Even in a so-called ‘open society’ like America, such an idea sounds outrageous and scandalous. But, Addie is honest and confident… She isn’t worried about what people would say. But, Louis is a bit conservative, shy and scared.
And, that’s what makes this romantic story very unique and heartwarming!
They say, as you age, you look for a companion in your relationship with your partner and not for someone who can turn you on! This is the time, the aggression and ego undergo the process of mellowing down… Sexual intimacy makes way for the intimacy of two souls… Most of the relationships truly flower in these years of sunset… The wrinkles bring into the eyes a special kind of twinkle… It’s beyond the physical level!
A couple of years ago, one night, my wife and I received a small note on our phones:
“We are delighted to share the good news! Our dad, Robert, will start his second innings by tying a wedding knot with Sara in a simple church ceremony. Please join us in wishing them a very happy and healthy life together. Allen, Felix and Wilma (Children)”*
Robert uncle was in his mid-seventies and had lost his wife, a few years earlier, for cancer. They were a very loving couple, and their three children, who had now sent us the invite, were amazing adults now with their respective spouses and children. That night, when my wife and I read the message, it did take us by surprise. We don’t hear such things in India very often. But, here it was… An event handled with loads of grace, dignity and confidence. We really felt happy for the family of Robert uncle and his three children.
Similarly, some years ago, Mr. Karunakaran*, (someone I had known very closely), who was 75 at that time, and a widower (He had lost his wife some years earlier for chronic diabetes) chose to remarry a widow, who was much younger in age. She had two children from her first marriage and Mr. Karunakaran, who had no children of his own, decided to make all of them his own.

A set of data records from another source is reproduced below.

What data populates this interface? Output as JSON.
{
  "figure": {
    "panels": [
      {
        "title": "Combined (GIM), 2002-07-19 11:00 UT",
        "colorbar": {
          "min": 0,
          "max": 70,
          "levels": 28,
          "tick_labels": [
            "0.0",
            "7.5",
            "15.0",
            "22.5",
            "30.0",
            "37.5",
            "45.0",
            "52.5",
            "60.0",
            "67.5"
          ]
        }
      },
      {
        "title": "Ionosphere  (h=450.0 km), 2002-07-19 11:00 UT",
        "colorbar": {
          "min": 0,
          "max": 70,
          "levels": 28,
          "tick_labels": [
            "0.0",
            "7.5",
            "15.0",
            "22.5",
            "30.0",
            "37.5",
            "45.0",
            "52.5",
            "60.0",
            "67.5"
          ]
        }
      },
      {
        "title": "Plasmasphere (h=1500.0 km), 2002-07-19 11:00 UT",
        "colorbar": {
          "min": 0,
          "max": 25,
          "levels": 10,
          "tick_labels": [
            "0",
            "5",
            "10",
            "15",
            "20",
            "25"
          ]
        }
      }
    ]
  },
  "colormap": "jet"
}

The marriage has been stable and the couple sees themselves more as companions rather than the stereotype married couples.
Do we all long for companionship in our married lives as we age? Is it our need for sexual closeness, the bond of children and grandchildren along with the fear of ‘public opinion’ that keeps us ‘bound together’ till death does us apart? Or, is it something deeper and more sublime than that?
I believe, that there is a deeper need in our souls to be ‘together’ and feel that warmth and companionship as our skin begins to wrinkle and joints begin to ache… The thirst of the heart, I believe, increases as we walk towards our sunsets… and the thirst of our bodies slowly diminishes…
Is that not something so beautiful?
Please watch ‘Our Souls at Night’. You will get a good romantic sleep!